The SKILL.md is shorter than before (often 30–60% reduction).
Every arithmetic, counting, comparison, or parsing operation has moved out into a real script with a real test.
The LLM's job in the skill is now exclusively judgment, prose, and deciding which script to call next based on structured output from the previous script.
Re-running the skill on the same input produces the same tool calls for the deterministic parts — variance in the output is visible only in the probabilistic parts, where it belongs.

Signals you should NOT crystallize a step

If a step has any of these properties, it probably belongs in the C bucket (must stay probabilistic):

It involves reading code and forming a quality opinion.
It involves writing prose intended for a human to read.
The correct output depends on prior conversation context the script wouldn't have access to.
The operation requires natural language understanding of intent.
The step is asking "should we do X?" not "what are the numbers?"
Multiple valid outputs exist and the choice among them requires taste.

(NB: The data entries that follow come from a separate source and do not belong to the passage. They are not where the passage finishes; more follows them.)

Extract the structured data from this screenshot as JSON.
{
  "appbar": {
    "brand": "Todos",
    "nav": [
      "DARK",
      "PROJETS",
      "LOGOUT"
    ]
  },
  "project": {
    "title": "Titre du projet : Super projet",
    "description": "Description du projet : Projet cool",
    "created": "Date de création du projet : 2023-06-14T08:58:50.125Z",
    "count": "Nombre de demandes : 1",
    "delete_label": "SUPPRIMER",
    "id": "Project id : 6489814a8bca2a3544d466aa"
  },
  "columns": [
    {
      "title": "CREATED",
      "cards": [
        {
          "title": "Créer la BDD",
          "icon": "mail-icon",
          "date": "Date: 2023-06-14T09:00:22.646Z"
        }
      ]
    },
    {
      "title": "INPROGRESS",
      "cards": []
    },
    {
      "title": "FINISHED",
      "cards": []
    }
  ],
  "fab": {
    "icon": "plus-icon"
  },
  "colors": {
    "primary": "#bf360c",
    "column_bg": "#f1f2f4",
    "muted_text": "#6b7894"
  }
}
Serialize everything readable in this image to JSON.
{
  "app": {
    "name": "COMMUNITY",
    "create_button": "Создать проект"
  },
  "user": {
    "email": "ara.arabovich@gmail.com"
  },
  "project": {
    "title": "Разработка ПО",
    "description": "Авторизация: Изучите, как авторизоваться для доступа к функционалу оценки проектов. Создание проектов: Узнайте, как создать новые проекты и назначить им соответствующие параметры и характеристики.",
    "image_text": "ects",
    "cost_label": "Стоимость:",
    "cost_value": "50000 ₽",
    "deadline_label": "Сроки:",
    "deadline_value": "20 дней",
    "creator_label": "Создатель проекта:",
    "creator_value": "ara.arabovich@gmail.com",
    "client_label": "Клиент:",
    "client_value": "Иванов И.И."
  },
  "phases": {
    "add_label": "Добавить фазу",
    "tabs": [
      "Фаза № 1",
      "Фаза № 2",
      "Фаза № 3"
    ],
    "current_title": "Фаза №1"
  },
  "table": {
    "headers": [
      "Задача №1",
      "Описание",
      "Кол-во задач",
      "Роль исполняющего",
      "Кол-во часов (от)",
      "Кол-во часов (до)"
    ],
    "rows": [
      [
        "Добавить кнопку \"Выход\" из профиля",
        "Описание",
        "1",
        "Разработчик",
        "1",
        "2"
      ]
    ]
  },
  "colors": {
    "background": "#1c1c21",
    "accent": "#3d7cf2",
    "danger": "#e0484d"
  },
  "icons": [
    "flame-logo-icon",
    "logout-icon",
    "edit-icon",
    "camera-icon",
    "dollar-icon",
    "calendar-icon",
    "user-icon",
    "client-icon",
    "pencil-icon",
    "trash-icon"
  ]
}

If you find yourself writing a 200-line script full of heuristics and special cases to replace a one-paragraph LLM instruction, stop — that's a sign the operation is actually probabilistic and the script is a fragile attempt to simulate judgment. Revert and move the step to the C bucket.

Relationship to other skills

agent-trace: provides the TRACE data that phase 2 mines for fixtures. A mature repo with many TRACEs can crystallize faster because fixtures are plentiful.
write-tests: the test files phase 3 produces are unit tests, but they're handcrafted against fixtures — not the same as the behavioral tests write-tests produces for app code. Don't confuse.
simplify: simplify reviews CHANGED code for cleanup; crystallize reviews SKILL DOCS for computational content that should move into scripts. Different targets, non-overlapping scope.
decompose: decomposition is fundamentally judgment-driven — crystallize will leave it alone except for one small scripted piece (counting touched files, which is already scripted).

Outcome goal

Push the LLM toward a workflow where every single tool call is either (a) a deterministic script that takes structured input and produces structured output, or (b) a prose response that makes a judgment based on the structured output of prior scripts. The LLM never does math. The LLM never counts. The LLM never compares timestamps. The LLM never parses a format it could invoke a parser for. Those are script jobs, and crystallize is the pass that finds them and makes them so.